Last night we went for a walk to the far side of Hora town, to the top of a small hill capped by a monument and overlooking the bay. Several groups of local families and couples had parked their worn down cars at the top of the hill to watch the sun set over the isthmus at the far end of the bay. It was beautiful in the most simple of ways. We stayed on the far side of the monument, avoiding the sun until its final moments of descent, and incidentally avoiding the other people as well.
A young Greek girl, blond and blue-eyed, and clad in a pink dress, appeared around the corner to watch for several minutes, before finally running back to her family. Quite a while later, she returned with her younger brother, dark eyed and dark haired, and at least as cherubic as his sister.
By this point we were standing on the base of the monument, looking at the graffiti that had been etched into the rock, which by virtue of the fact that it was written in Greek, appeared to my eyes like writing from the ancients sitting out in the open on a modern structure.
The fusion of Greek writing etched into stone, one of the classic images of antiquity, with the etched names of a couple surrounded by a heart, a classic image from modernity, created a funny feeling of continuity. We calculated how many generations of people might have been living on Tinos. If one assumed that a generation was 20 years on average, then there were 5 generations to a century, 50 to a millennia, and roughly 400 generations of inhabitants total, assuming a 4000 year history of inhabitance. That somehow did not feel so long anymore. 400 generations was nearly in the scope of our imaginations.
The two living cherubs walked up on a higher level of the monument and stopped in front of us, staring expectantly with their enormous eyes. The sister had brought the brother to see the spectacle of the two foreigners. We looked back, thoroughly in love with these two divine creatures.

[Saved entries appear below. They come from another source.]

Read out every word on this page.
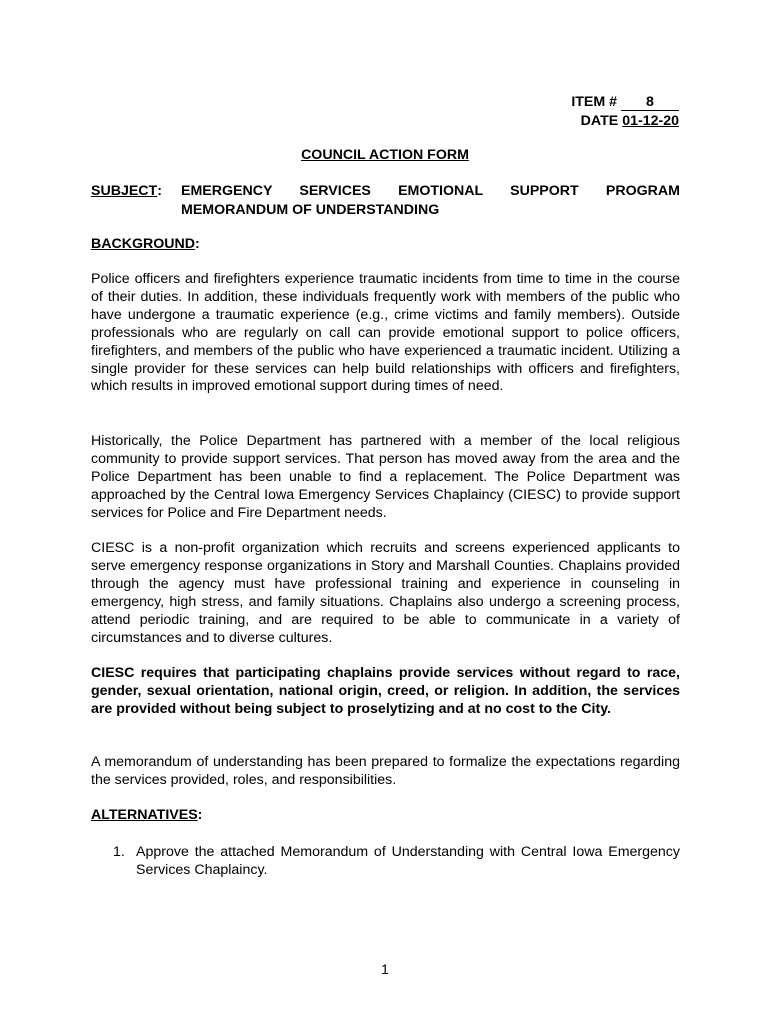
ITEM # 8
DATE 01-12-20
COUNCIL ACTION FORM
SUBJECT: EMERGENCY SERVICES EMOTIONAL SUPPORT PROGRAM
MEMORANDUM OF UNDERSTANDING
BACKGROUND:

Police officers and firefighters experience traumatic incidents from time to time in the course of their duties. In addition, these individuals frequently work with members of the public who have undergone a traumatic experience (e.g., crime victims and family members). Outside professionals who are regularly on call can provide emotional support to police officers, firefighters, and members of the public who have experienced a traumatic incident. Utilizing a single provider for these services can help build relationships with officers and firefighters, which results in improved emotional support during times of need.

Historically, the Police Department has partnered with a member of the local religious community to provide support services. That person has moved away from the area and the Police Department has been unable to find a replacement. The Police Department was approached by the Central Iowa Emergency Services Chaplaincy (CIESC) to provide support services for Police and Fire Department needs.

CIESC is a non-profit organization which recruits and screens experienced applicants to serve emergency response organizations in Story and Marshall Counties. Chaplains provided through the agency must have professional training and experience in counseling in emergency, high stress, and family situations. Chaplains also undergo a screening process, attend periodic training, and are required to be able to communicate in a variety of circumstances and to diverse cultures.

CIESC requires that participating chaplains provide services without regard to race, gender, sexual orientation, national origin, creed, or religion. In addition, the services are provided without being subject to proselytizing and at no cost to the City.

A memorandum of understanding has been prepared to formalize the expectations regarding the services provided, roles, and responsibilities.

ALTERNATIVES:
1. Approve the attached Memorandum of Understanding with Central Iowa Emergency Services Chaplaincy.
1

On closer inspection, it was clear that sister was a tough cookie, with a large scab covering a still freshly bleeding knee and a rough and tumble bravado about her.
She began speaking, and the word Italian became distinguishable from the mélange of sounds coming from her. She seemed to be asking me if I was Italian, or perhaps if I spoke Italian. I said “Si” with the hope that she would then speak Italian, and that I would be able to understand something she said. She smiled and continued talking purposefully in Greek, sure that we would understand. Little brother stood by waiting for big sister to resolve the issue of the foreigners, until finally mutual frustration set in and they wandered back to their parents again.
It is an immediately unnatural feeling to be divided from young children by language. In every other way, the presence of children reminds one of the thread of undeniable sameness that permeates the various human tribes in the years before individuals begin to acquire the learned patterns of in-group behavior that make adults sometimes feel so foreign to each other.
We wandered back to town after the, predictably beautiful, sunset, along the harbor on what could be the only windless day of the entire remainder of the trip, enjoying the chance to linger in the heat without losing some article of clothing or baggage to the kleptomaniac currents of the wind.
We wandered through several pastry shops, picking up a few pieces of yet-not-experienced sweets to try after dinner or the next day. We wandered into small bodegas were the owners practically begged us to buy one of their island made delicacies, and we of course obliged, while wondering when we would find the appetite to each everything that we had bought. We continued to expand our vocabulary in Greek, and with each new word for a fruit or vegetable slowly articulated by various shopkeepers, I continued to marvel at the similarities to words I had known before in the Turkish language – portokal for orange, karpuz for watermelon.
We wandered down dark decaying alleys behind the main shopping streets of the town, where older drunken men sang what sounded like religious songs about Tinos, until finally we wandered back into the main streets and to the now regularly frequented gyro shop, where the owner was becoming more confident in his right to make good natured fun of us.
We wandered, saturated by the hot-off-the-grill, salty, yogurty indulgence of gyros, to the main square, where for the first time we stopped where the locals do, leaning on a small wall beneath a tree in the center of the square, to watch the world go by. The shrunken ones on their tiny bikes and their future selves on motorcycles, the girl walking with her grandmother, the endless groups of young’uns, mostly gender separated, sitting, waiting, and wishing at the tables of bars and cafes that dominated the sidewalks. The town appeared exceptionally family oriented, for in the middle of the square, surrounded by the bars and clubs, was a large playground, overrun with children even into the very late hours of the evening. I had yet to see the playground not swamped with children, even past midnight.
It felt as though the locals lived every stage of their life right here in this square, from birth to death.